Esiste una complessa interazione di fattori che contribuiscono all’emergere della creatività. “Una ricerca sulla classe creativa della Silicon Valley punta su tre fattori: talento, tolleranza e tecnologia. Ma bisogna anche considerare i tratti di personalità, le condizioni ambientali e le aree di performance”. Non si è talentuosi in tutto. “Talento è un termine che in origine indicava la bilancia con cui Zeus pesava le anime, poi ha coinciso con l’oggetto pesato e infine con una moneta. Talento- ripete Cinque- nel V secolo significava sopportare un carico gravoso”.

Le contrapposizioni tra genetica e ambiente e tra impegno e talento naturale “sono spesso esagerate. Talento vuol dire allora impegno unitamente alla capacità di affrontare i propri limiti e paure, nonché i fallimenti”, chiarisce l’esperta. La resilienza è, allora, una parola che va a braccetto con il talento, ma è “fondamentale che ci siano intorno ai bambini ad alto potenziale delle persone che li aiutino a deducere i propri talenti”.

Cosa succede se i talenti sono all’interno di una classe? “Spesso questi bambini potrebbero dare fastidio, disturbare l’aula con il loro pensiero divergente. Nella migliore delle ipotesi si annoiano, sono scambiati con bambini provocatori e iperattivi. Abbiamo fatto una indagine su un campione di insegnanti- racconta la docente universitaria- per capire cosa sapessero dei bambini talentuosi. Ne è emersa una concezione romantica del talento, spesso i professori confondono il bambino brillante con il bambino di talento, che invece può tenerlo sommerso (soprattutto se bambine), mostrandosi provocatorio o celandosi dietro un disturbo di apprendimento”.

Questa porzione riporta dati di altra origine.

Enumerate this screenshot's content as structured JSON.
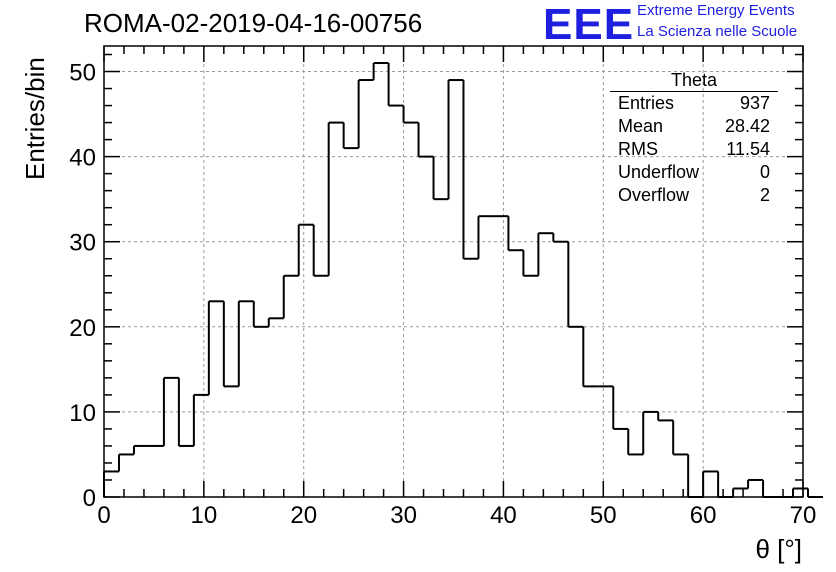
{
  "title": "ROMA-02-2019-04-16-00756",
  "logo": {
    "mark": "EEE",
    "line1": "Extreme Energy Events",
    "line2": "La Scienza nelle Scuole"
  },
  "stats_box": {
    "title": "Theta",
    "rows": [
      {
        "label": "Entries",
        "value": "937"
      },
      {
        "label": "Mean",
        "value": "28.42"
      },
      {
        "label": "RMS",
        "value": "11.54"
      },
      {
        "label": "Underflow",
        "value": "0"
      },
      {
        "label": "Overflow",
        "value": "2"
      }
    ]
  },
  "chart_data": {
    "type": "bar",
    "style": "step-histogram",
    "title": "ROMA-02-2019-04-16-00756",
    "xlabel": "θ [°]",
    "ylabel": "Entries/bin",
    "xlim": [
      0,
      70
    ],
    "ylim": [
      0,
      53
    ],
    "bin_width": 1.5,
    "x_ticks": [
      0,
      10,
      20,
      30,
      40,
      50,
      60,
      70
    ],
    "y_ticks": [
      0,
      10,
      20,
      30,
      40,
      50
    ],
    "grid": true,
    "line_color": "#000000",
    "grid_color": "#9a9a9a",
    "values": [
      3,
      5,
      6,
      6,
      14,
      6,
      12,
      23,
      13,
      23,
      20,
      21,
      26,
      32,
      26,
      44,
      41,
      49,
      51,
      46,
      44,
      40,
      35,
      49,
      28,
      33,
      33,
      29,
      26,
      31,
      30,
      20,
      13,
      13,
      8,
      5,
      10,
      9,
      5,
      0,
      3,
      0,
      1,
      2,
      0,
      0,
      1,
      0
    ]
  }
}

I duble gifted hanno, infatti, una plusdotazione cognitiva, ma anche un disturbo di apprendimento causato dal loro modo diverso di ragionare di intendere. “I docenti devono fornire quindi delle opportunità per lo sviluppo del pensiero divergente- continua Cinque- fornendo collegamenti tra le discipline, portando alla classe proposte stimolanti che partano anche dalle intuizioni dei bambini, devono essere loro stessi creativi. Di fronte al gifted il docente può trovarsi spiazzato, ma reagisca con umiltà e non con chiusura”.

Con l’Istituto di Ortofonologia (IdO) “abbiamo creato un corso di formazione su una piattaforma nazionale aperta e poi un master – parte a breve la seconda edizione – per offrire agli insegnanti strumenti e metodi utili per apprendere cosa sia il talento- conclude- come e dove si esprime”.